Qual é a pena por fraude ao SUS?
Depende da capitulação. Peculato (art. 312 do CP), inserção de dados falsos em sistema (art. 313-A) e corrupção passiva (art. 317) têm pena de reclusão de 2 a 12 anos cada. Estelionato contra entidade de direito público (art. 171, §3º) tem pena de 1 a 5 anos, aumentada de um terço. Falsidade ideológica em documento público vai de 1 a 5 anos.
Se a acusação descrever associação criminosa (3 ou mais pessoas) ou organização criminosa (4 ou mais pessoas, estruturalmente ordenadas, com divisão de tarefas e crimes de pena máxima superior a 4 anos), somam-se penas de 1 a 3 e de 3 a 8 anos, respectivamente, além de eventual lavagem de dinheiro (3 a 10 anos). Como os crimes podem ser imputados em concurso, discutir a capitulação desde o início é parte central da defesa.
O que é ANPP e cabe em caso de fraude ao SUS?
O acordo de não persecução penal (art. 28-A do CPP) é um ajuste entre o Ministério Público e o investigado que evita o processo: exige confissão formal, infração sem violência ou grave ameaça e pena mínima inferior a 4 anos, com condições como reparação do dano e prestação de serviços. Cumprido o acordo, a punibilidade é extinta.
Em tese, pode caber em estelionato majorado e em peculato. Mas não há direito subjetivo ao acordo — a proposta é do Ministério Público —, em regra ele não alcança processos com denúncia já recebida e imputações como organização criminosa tendem a inviabilizá-lo. Já houve caso real, divulgado pelo MPF, de médico que converteu a ação penal em atendimentos a usuários do SUS avaliados em R$ 100 mil, com extinção da punibilidade.
Investigação de fraude ao SUS corre na Justiça Federal ou na Estadual?

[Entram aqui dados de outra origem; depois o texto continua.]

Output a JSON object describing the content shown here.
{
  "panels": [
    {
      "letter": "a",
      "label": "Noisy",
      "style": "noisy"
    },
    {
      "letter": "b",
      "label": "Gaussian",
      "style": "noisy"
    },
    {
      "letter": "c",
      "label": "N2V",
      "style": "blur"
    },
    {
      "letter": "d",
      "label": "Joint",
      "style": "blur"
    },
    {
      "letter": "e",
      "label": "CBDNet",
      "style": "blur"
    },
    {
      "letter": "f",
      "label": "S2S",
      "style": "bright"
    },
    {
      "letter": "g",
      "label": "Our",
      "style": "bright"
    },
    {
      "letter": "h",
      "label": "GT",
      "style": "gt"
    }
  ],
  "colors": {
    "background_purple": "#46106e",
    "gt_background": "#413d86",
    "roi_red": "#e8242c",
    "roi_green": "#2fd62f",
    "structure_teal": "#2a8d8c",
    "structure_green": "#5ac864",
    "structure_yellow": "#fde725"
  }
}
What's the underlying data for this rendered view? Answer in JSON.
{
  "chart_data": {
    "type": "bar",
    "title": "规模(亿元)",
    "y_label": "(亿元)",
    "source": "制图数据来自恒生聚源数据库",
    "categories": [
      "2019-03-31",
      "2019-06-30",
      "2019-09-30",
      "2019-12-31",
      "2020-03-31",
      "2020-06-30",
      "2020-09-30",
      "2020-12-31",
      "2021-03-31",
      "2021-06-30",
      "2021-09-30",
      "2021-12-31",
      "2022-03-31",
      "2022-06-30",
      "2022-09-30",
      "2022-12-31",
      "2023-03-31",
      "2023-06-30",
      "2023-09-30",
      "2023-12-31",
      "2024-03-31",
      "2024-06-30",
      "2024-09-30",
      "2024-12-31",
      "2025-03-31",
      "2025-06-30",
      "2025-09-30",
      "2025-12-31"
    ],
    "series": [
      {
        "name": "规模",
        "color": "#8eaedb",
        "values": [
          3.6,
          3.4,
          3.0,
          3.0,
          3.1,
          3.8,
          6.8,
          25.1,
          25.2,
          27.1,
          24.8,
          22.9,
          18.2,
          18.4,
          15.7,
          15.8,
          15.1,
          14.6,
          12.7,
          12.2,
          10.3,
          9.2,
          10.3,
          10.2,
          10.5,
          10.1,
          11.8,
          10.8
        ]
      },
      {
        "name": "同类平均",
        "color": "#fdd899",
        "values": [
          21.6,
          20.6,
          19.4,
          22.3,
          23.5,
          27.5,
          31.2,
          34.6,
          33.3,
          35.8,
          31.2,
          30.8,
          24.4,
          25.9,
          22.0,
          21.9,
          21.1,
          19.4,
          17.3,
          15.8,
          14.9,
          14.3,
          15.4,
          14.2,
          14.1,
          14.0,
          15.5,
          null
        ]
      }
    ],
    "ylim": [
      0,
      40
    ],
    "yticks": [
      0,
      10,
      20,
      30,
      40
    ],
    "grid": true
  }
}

Na esfera penal, a regra é a Justiça Federal: verba do SUS sujeita a prestação de contas perante órgão federal atrai a competência federal (Súmula 208 do STJ). O contraponto é a Súmula 209: verba transferida e incorporada ao patrimônio local, sem prestação de contas federal, leva o caso à Justiça Estadual. A orientação predominante no STJ é a de que os repasses fundo a fundo do SUS permanecem federais mesmo depois de incorporados a estados e municípios.
A ação de improbidade administrativa segue critério diferente: sem União, autarquia federal ou MPF no processo, ela corre na Justiça Estadual. Por isso, o mesmo caso pode tramitar nas duas Justiças ao mesmo tempo, em processos independentes.
O que fazer se a clínica receber uma auditoria do DENASUS?
Tratar a auditoria como ato sério e responder tecnicamente, com apoio jurídico e contábil: reunir prontuários, comprovar a produção real, justificar as divergências apontadas e cumprir os prazos. A auditoria é esfera administrativa — não é acusação penal — e uma resposta bem documentada pode encerrar a questão nesse estágio, antes que a discussão escale para o inquérito.
O que não fazer: ignorar a notificação, responder de improviso ou alterar documentos — conduta que pode configurar ilícito autônomo (falsidade), além de agravar a situação. Registros contemporâneos e organizados são a base adequada de resposta. Vale lembrar que as esferas são independentes: o desfecho da auditoria não encerra, por si só, eventuais apurações penal, de improbidade ou no CRM — daí a importância de uma estratégia coordenada desde o primeiro documento.